Un plan d’actions a été proposé par le maître d’œuvre. Le principe était de revoir la motorisation du NSC1, en proposant un moteur plus puissant qui respecte néanmoins les contraintes liées à la conception et aux grands équilibres du navire.

Gérard Rivoal, directeur du programme Nouvelle Flotte et chef du service soutien technique et logistique. 

Aucun des moteurs de la gamme John Deere ne correspondant à l’ensemble des besoins spécifiés, un moteur Fiat a été préconisé par le maître d’œuvre. L’intégration de cette nouvelle motorisation a été réalisée par ce dernier en regard des différentes exigences et contraintes du navire.  De nouveaux tests sont en cours pour vérifier les performances de cette nouvelle motorisation. S’ils sont concluants, la réalisation du moule de coque pourra alors débuter.

Zoom sur les navires NSC2 à NSC4 

Pour le semi-rigide NSC2, des tests de performances hydrodynamiques, du même type que ceux qui ont été réalisés pour les NSH et le NSC1, ont été conduits, pour mettre en évidence la nécessaire optimisation de la carène (forme de la coque). Après de nouveaux tests, la production pourra commencer en octobre. Nous rappelons que pour ce navire, la coque n’est pas est en composite, comme c’est le cas pour les navires tête de série NSH et NSC1, mais en aluminium. La fabrication de la coque ne nécessite donc pas de moule.

Pour le semi-rigide NSC3 et le pneumatique NSC4, la phase d’étude est terminée. Les spécificités techniques et l’ergonomie des embarcations ont été analysées en détail. Le maître d’œuvre travaille à présent à la réalisation de la documentation technique et à la mise au point de la formation des équipages. 

Le premier NSC3 est en cours de production et sera livré en novembre. Débutera alors une phase d’essais opérationnels visant à valider la cohérence opérationnelle de l’ensemble du système comprenant le navire, l’équipage, les équipements des sauveteurs, le moyen opérationnel de mise à l’eau et le dispositif de soutien. 

La production du premier NSC4 est bientôt terminée. La livraison pour essais opérationnels sur site SNSM est prévue en octobre.

La réalisation des navires NSC2, NSC3 et NSC4 est assurée par le groupe Z Nautic, et plus particulièrement par sa branche AKA Marine. Présent dans 90 pays dans le monde, Z Nautic est le leader mondial de la fabrication et de la distribution de bateaux pneumatiques et semi-rigides de plaisance, d’annexes et de radeaux de survie. Réputés pour leur qualité et leur fiabilité, les produits AKA Marine équipent principalement les services de secours, l'armée et les professionnels de la mer. 

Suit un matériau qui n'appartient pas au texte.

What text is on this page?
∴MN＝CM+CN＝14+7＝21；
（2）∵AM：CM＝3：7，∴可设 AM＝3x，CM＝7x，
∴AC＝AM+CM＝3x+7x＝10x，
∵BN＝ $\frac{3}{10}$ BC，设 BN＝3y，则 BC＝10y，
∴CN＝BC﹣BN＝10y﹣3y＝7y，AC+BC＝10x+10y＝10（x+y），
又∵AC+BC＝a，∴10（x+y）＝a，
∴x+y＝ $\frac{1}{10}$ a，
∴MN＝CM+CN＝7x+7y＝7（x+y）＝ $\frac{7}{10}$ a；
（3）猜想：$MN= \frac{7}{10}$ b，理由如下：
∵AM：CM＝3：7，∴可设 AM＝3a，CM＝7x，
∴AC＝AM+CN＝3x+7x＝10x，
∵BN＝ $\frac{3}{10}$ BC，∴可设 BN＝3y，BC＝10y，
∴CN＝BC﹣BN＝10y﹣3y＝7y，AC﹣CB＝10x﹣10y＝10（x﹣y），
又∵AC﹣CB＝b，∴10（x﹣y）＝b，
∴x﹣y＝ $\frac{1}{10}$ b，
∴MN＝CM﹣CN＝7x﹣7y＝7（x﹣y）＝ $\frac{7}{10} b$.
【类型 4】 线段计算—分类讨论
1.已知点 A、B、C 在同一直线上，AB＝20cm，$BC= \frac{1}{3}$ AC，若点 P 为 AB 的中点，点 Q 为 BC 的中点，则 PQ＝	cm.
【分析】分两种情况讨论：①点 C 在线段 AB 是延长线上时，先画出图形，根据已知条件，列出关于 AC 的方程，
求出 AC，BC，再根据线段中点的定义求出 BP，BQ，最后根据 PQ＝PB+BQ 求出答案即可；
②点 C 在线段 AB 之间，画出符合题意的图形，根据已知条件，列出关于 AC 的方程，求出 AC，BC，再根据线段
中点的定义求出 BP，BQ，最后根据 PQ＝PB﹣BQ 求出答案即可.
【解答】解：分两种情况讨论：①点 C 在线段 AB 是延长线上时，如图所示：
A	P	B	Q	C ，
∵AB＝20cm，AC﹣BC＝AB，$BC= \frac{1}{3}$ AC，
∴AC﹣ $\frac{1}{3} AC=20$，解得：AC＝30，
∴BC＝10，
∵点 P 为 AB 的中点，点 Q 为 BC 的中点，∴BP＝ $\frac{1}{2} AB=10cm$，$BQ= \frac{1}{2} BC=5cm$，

AKA Marine a été intégré dans le programme dès l’amont, et a ainsi pu partager son savoir-faire technique avec l’équipe de programme et le maître d’œuvre d’ensemble afin de concevoir des embarcations performantes et parfaitement adaptées aux besoins de la SNSM.

Gérard Rivoal.

Plus d’information sur le planning de livraison 

À suivre

Dans les prochaines semaines, la phase d’étude s’achèvera pour l’ensemble des navires de la gamme et la phase de production s’intensifiera. Ensuite, des essais dits « opérationnels » seront réalisés par la SNSM sur chaque tête de série. S’ils sont concluants, les navires pourront être réceptionnés et deviendront propriété SNSM. La production des navires en série pourra alors débuter.